Mark Twain is purported to have said that 'the fear of death follows from the fear of life. A man who lives fully is prepared to die at any time.' Timidity equals preoccupation with mortality? No disrespect to Samuel, but it's unlikely he shared that gem with his daughters and granddaughter.
More helpful, for me at any rate, has been some research on the much-talked-about quality of 'resilience'. The New Yorker recently opined that 'resilient individuals were far more likely to report having sources of spiritual and religious support than those who weren't', and that, optimistically, 'resilience is, ultimately, a set of skills that can be taught'.
Individual, psychological factors and external, environmental factors, once serving as traumatic factors, can sway how children develop their outlook on life.
That's hardly earth-shattering information, but the article noted that the researchers, based on longitudinal studies of schoolchildren, identified that 'from a young age, resilient children tended to 'meet the world on their own terms'. They were autonomous and independent, would seek out new experiences, and had a 'positive social orientation'.

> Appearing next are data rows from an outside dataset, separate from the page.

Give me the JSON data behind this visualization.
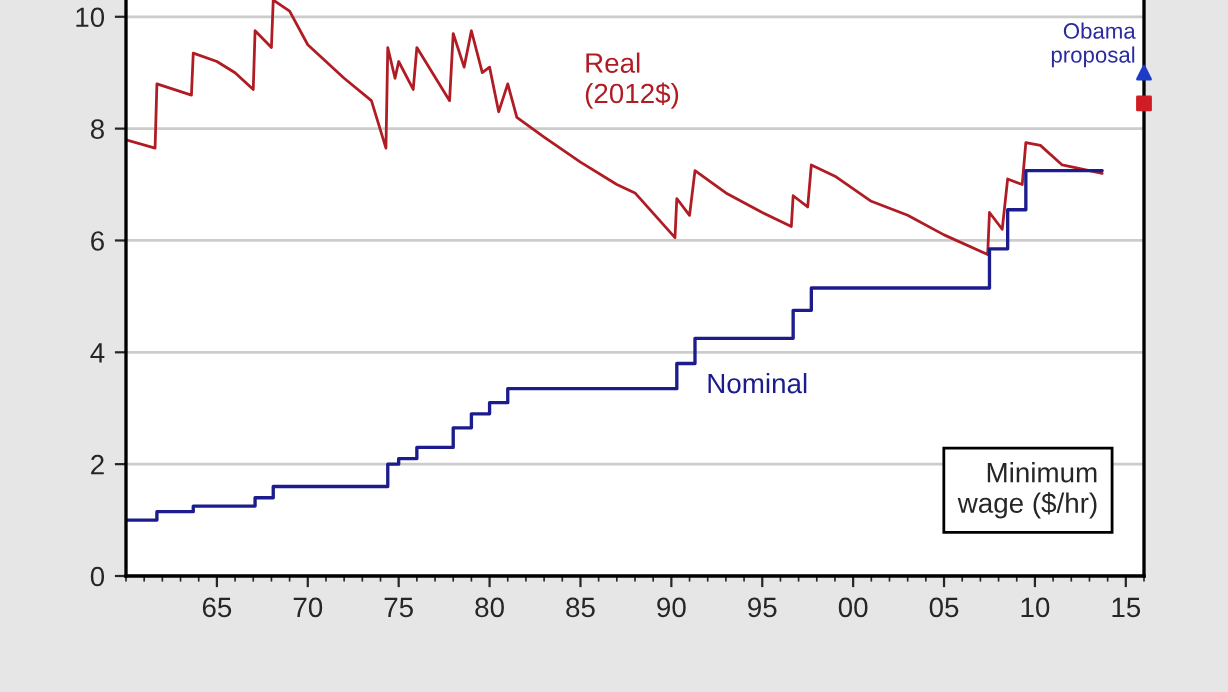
{
  "chart_data": {
    "type": "line",
    "xlim": [
      1960,
      2016
    ],
    "ylim": [
      0,
      10.3
    ],
    "xticks": [
      {
        "value": 1965,
        "label": "65"
      },
      {
        "value": 1970,
        "label": "70"
      },
      {
        "value": 1975,
        "label": "75"
      },
      {
        "value": 1980,
        "label": "80"
      },
      {
        "value": 1985,
        "label": "85"
      },
      {
        "value": 1990,
        "label": "90"
      },
      {
        "value": 1995,
        "label": "95"
      },
      {
        "value": 2000,
        "label": "00"
      },
      {
        "value": 2005,
        "label": "05"
      },
      {
        "value": 2010,
        "label": "10"
      },
      {
        "value": 2015,
        "label": "15"
      }
    ],
    "yticks": [
      0,
      2,
      4,
      6,
      8,
      10
    ],
    "grid": "y",
    "series": [
      {
        "name": "Real (2012$)",
        "color": "#b01c24",
        "x": [
          1960,
          1961.6,
          1961.7,
          1963.6,
          1963.7,
          1965,
          1966,
          1967,
          1967.1,
          1968,
          1968.1,
          1969,
          1970,
          1972,
          1973.5,
          1974.3,
          1974.4,
          1974.8,
          1975,
          1975.8,
          1976,
          1977.8,
          1978,
          1978.6,
          1979,
          1979.6,
          1980,
          1980.5,
          1981,
          1981.5,
          1983,
          1985,
          1987,
          1988,
          1990.2,
          1990.3,
          1991,
          1991.3,
          1993,
          1995,
          1996.6,
          1996.7,
          1997.5,
          1997.7,
          1999,
          2001,
          2003,
          2005,
          2007.4,
          2007.5,
          2008.2,
          2008.5,
          2009.3,
          2009.5,
          2010.3,
          2011.5,
          2013.7
        ],
        "values": [
          7.8,
          7.65,
          8.8,
          8.6,
          9.35,
          9.2,
          9.0,
          8.7,
          9.75,
          9.45,
          10.3,
          10.1,
          9.5,
          8.9,
          8.5,
          7.65,
          9.45,
          8.9,
          9.2,
          8.7,
          9.45,
          8.5,
          9.7,
          9.1,
          9.75,
          9.0,
          9.1,
          8.3,
          8.8,
          8.2,
          7.85,
          7.4,
          7.0,
          6.85,
          6.05,
          6.75,
          6.45,
          7.25,
          6.85,
          6.5,
          6.25,
          6.8,
          6.6,
          7.35,
          7.15,
          6.7,
          6.45,
          6.1,
          5.75,
          6.5,
          6.2,
          7.1,
          7.0,
          7.75,
          7.7,
          7.35,
          7.2
        ]
      },
      {
        "name": "Nominal",
        "type": "step",
        "color": "#1c1c8c",
        "x": [
          1960,
          1961.7,
          1963.7,
          1967.1,
          1968.1,
          1974.4,
          1975,
          1976,
          1978,
          1979,
          1980,
          1981,
          1990.3,
          1991.3,
          1996.7,
          1997.7,
          2007.5,
          2008.5,
          2009.5,
          2013.7
        ],
        "values": [
          1.0,
          1.15,
          1.25,
          1.4,
          1.6,
          2.0,
          2.1,
          2.3,
          2.65,
          2.9,
          3.1,
          3.35,
          3.8,
          4.25,
          4.75,
          5.15,
          5.85,
          6.55,
          7.25,
          7.25
        ]
      },
      {
        "type": "scatter",
        "marker": "triangle",
        "color": "#1c3cc8",
        "x": [
          2016
        ],
        "values": [
          9.0
        ]
      },
      {
        "type": "scatter",
        "marker": "square",
        "color": "#d01c24",
        "x": [
          2016
        ],
        "values": [
          8.45
        ]
      }
    ],
    "annotations": [
      {
        "text": "Obama proposal",
        "x": 2016,
        "y": 9.0
      },
      "Minimum wage ($/hr)"
    ]
  }
}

'Perhaps most importantly, the resilient children had what psychologists call an 'internal locus of control': they believed that they, and not their circumstances, affected their achievements. The resilient children saw themselves as the orchestrators of their own fates.'
It's hard to playact your role as 'orchestrator of your own fate', let alone direct your kids' existential drama. But quiet, kind reflections and a strongly visual reminder of life's cyclical nature have helped.
Before Wolfgang's one-way trip to the vet, my wife and I had talked about some grief counselling for the kids. We decided on an alternative treatment: over two weeks we hosted 12 fertilised chook eggs, safely ensconced in an incubator, which led to nine indignant, reptilian-looking hatchlings.

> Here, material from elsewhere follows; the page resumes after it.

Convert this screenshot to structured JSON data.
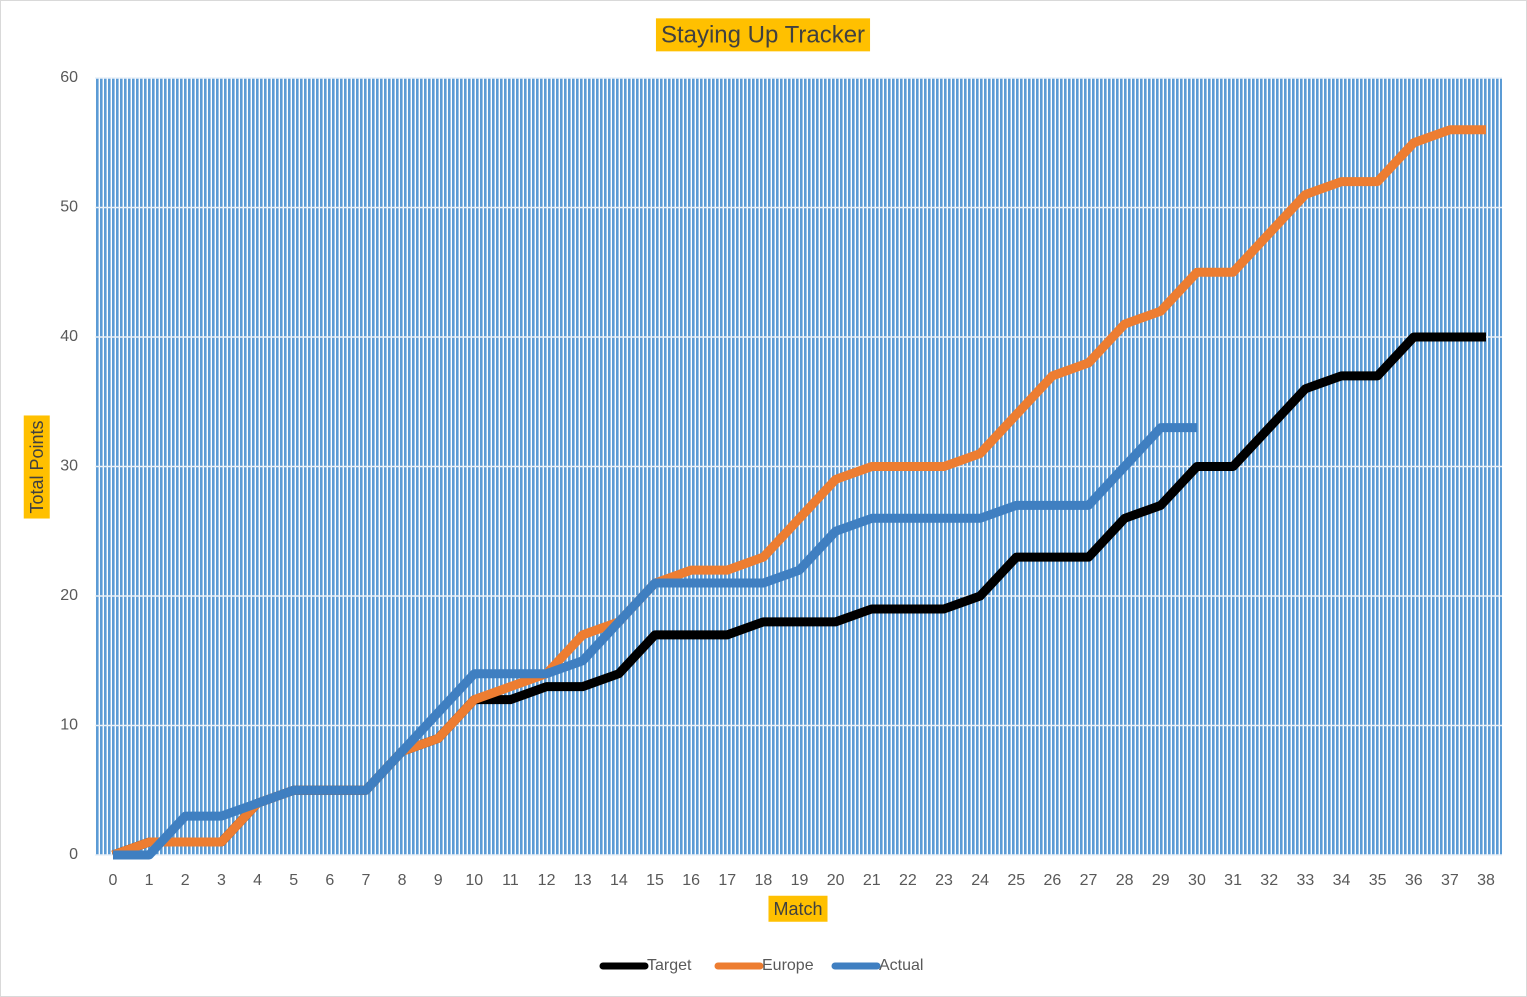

The kids, and my entranced spouse, were there to welcome the avian arrivals as they busted out of their life support systems. Eyes as wild as their smiles; voices cooing a warm welcome.
Names were regally and judiciously bestowed. Emily allocated monikers like Gloria and Sunlight, while Ben the Boy opted for names like Zap and Arc. Naming a thing gives it dignitas: witness the late, lamented Wolfgang; the weight of his passing has been eased.
We've purchased the Taj Mahal of chicken coops (these palatial digs were, thankfully, assembled by the better half) for once the fledglings are more or less fully fledged.
In the interim we've orchestrated some social housing — evicting the guinea pigs for other accommodation, we set about making a night-time haven for hens and roosters alike (luckily for the neighbours, we're required by law to give the roosters back).
To avoid predators, we have instituted a gated chook community as the chooks set about establishing their own pecking order.
If resilience is, ultimately, a set of skills to be taught, or a set of experiences to be lived, then we hope that the chooks will help us roost our kids a little bit more securely.
Barry Gittins is a communication and research consultant for The Salvation Army.